Government open to rethinking TikTok ban: Prime Minister DahalDahal says the ban was imposed after ‘intense pressure’ from his coalition partners and the opposition.
Prime Minister Pushpa Kamal Dahal has said that the ban on the popular social media platform TikTok was not final. Talking to a group of editors at Singhadurbar on Monday, Dahal said that he had reached the conclusion on the ban after intense pressure from his coalition partners, especially Nepali Congress President Sher Bahadur Deuba, and CPN-UML Chairman KP Sharma Oli.
“After hearing the public reaction to the ban, I am now open to the idea of regulating TikTok, just like we are thinking of regulating other social media platforms,” he said. “What we can do is regulate the platform via the directives on the operation of social networking-2023 that the government is in the process of finalising.”
On November 13, the government decided to ban the social media app, claiming that it has had negative effects on social harmony.
The decision came within days after the government introduced the ‘Directives on the Operation of Social Networking 2023’.

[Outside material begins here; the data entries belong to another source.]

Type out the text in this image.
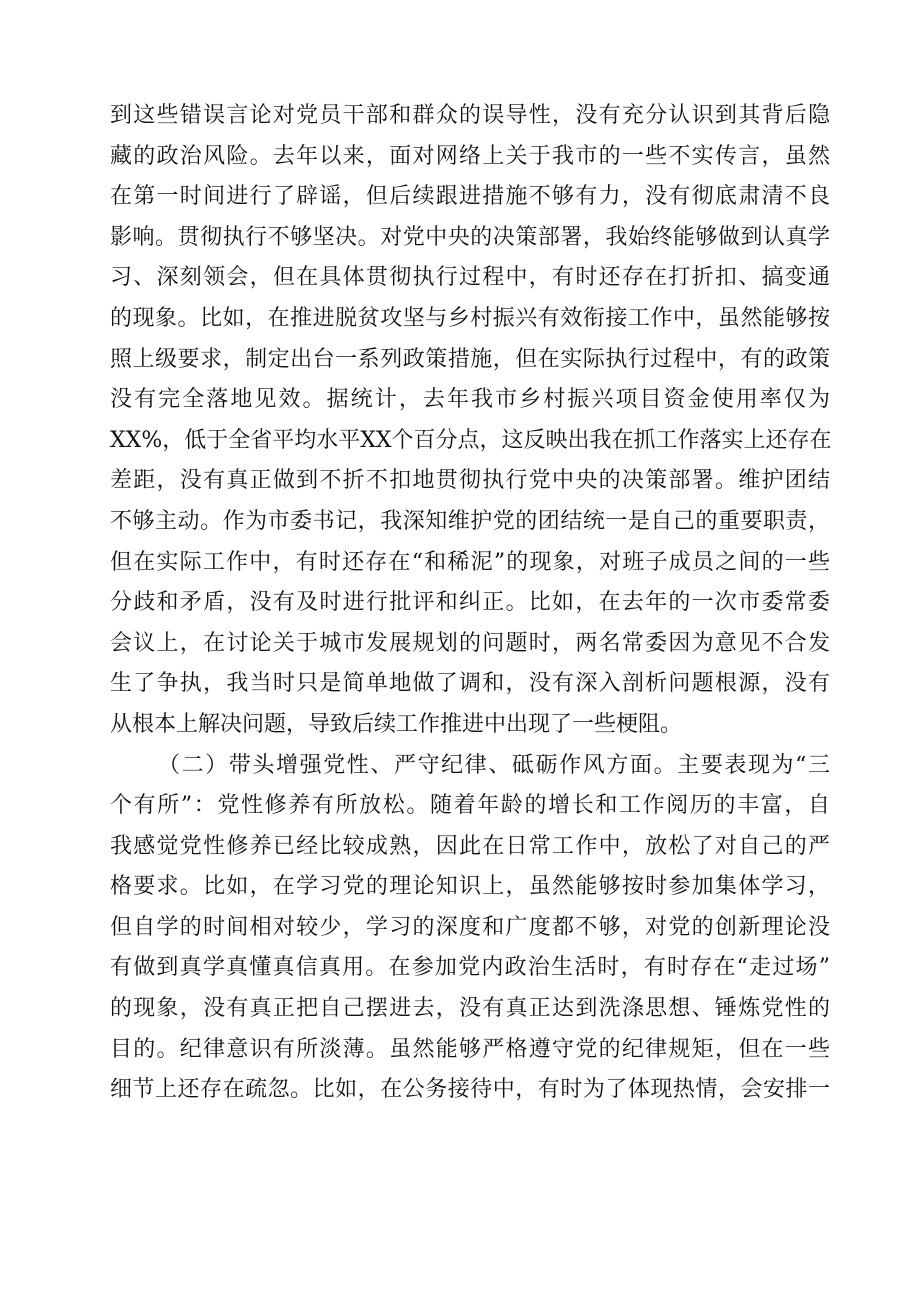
到这些错误言论对党员干部和群众的误导性，没有充分认识到其背后隐
藏的政治风险。去年以来，面对网络上关于我市的一些不实传言，虽然
在第一时间进行了辟谣，但后续跟进措施不够有力，没有彻底肃清不良
影响。贯彻执行不够坚决。对党中央的决策部署，我始终能够做到认真学
习、深刻领会，但在具体贯彻执行过程中，有时还存在打折扣、搞变通
的现象。比如，在推进脱贫攻坚与乡村振兴有效衔接工作中，虽然能够按
照上级要求，制定出台一系列政策措施，但在实际执行过程中，有的政策
没有完全落地见效。据统计，去年我市乡村振兴项目资金使用率仅为
XX%，低于全省平均水平XX个百分点，这反映出我在抓工作落实上还存在
差距，没有真正做到不折不扣地贯彻执行党中央的决策部署。维护团结
不够主动。作为市委书记，我深知维护党的团结统一是自己的重要职责，
但在实际工作中，有时还存在“和稀泥”的现象，对班子成员之间的一些
分歧和矛盾，没有及时进行批评和纠正。比如，在去年的一次市委常委
会议上，在讨论关于城市发展规划的问题时，两名常委因为意见不合发
生了争执，我当时只是简单地做了调和，没有深入剖析问题根源，没有
从根本上解决问题，导致后续工作推进中出现了一些梗阻。
（二）带头增强党性、严守纪律、砥砺作风方面。主要表现为“三
个有所”：党性修养有所放松。随着年龄的增长和工作阅历的丰富，自
我感觉党性修养已经比较成熟，因此在日常工作中，放松了对自己的严
格要求。比如，在学习党的理论知识上，虽然能够按时参加集体学习，
但自学的时间相对较少，学习的深度和广度都不够，对党的创新理论没
有做到真学真懂真信真用。在参加党内政治生活时，有时存在“走过场”
的现象，没有真正把自己摆进去，没有真正达到洗涤思想、锤炼党性的
目的。纪律意识有所淡薄。虽然能够严格遵守党的纪律规矩，但在一些
细节上还存在疏忽。比如，在公务接待中，有时为了体现热情，会安排一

Although freedom of expression is a basic right, a large section of society has criticised TikTok for encouraging hate speech, the government said.
The ban has continued to divide public opinion. Some have seen the ban as the government’s attempt to stifle free speech, while others question the government’s ability to regulate the platform or put a blanket ban on it.
As many as 30 organisations working for freedom of speech and expression issued a joint statement immediately after the ban, saying that the government decision violates Article 17 (2 a) and Article 19 of the constitution and goes against the Universal Declaration of Human Rights and the International Covenant on Civil and Political Rights, among other laws.
Free speech advocates and even leaders of ruling parties have said the platform should be better regulated rather than banned outright.
Meanwhile, journalists took it to TikTok itself to oppose the ban.
The ban, however, has fallen flat among a large section of tech-savvy youths, who continue to browse through the app using VPN services or with a simple adjustment to their cellphone’s DNS settings.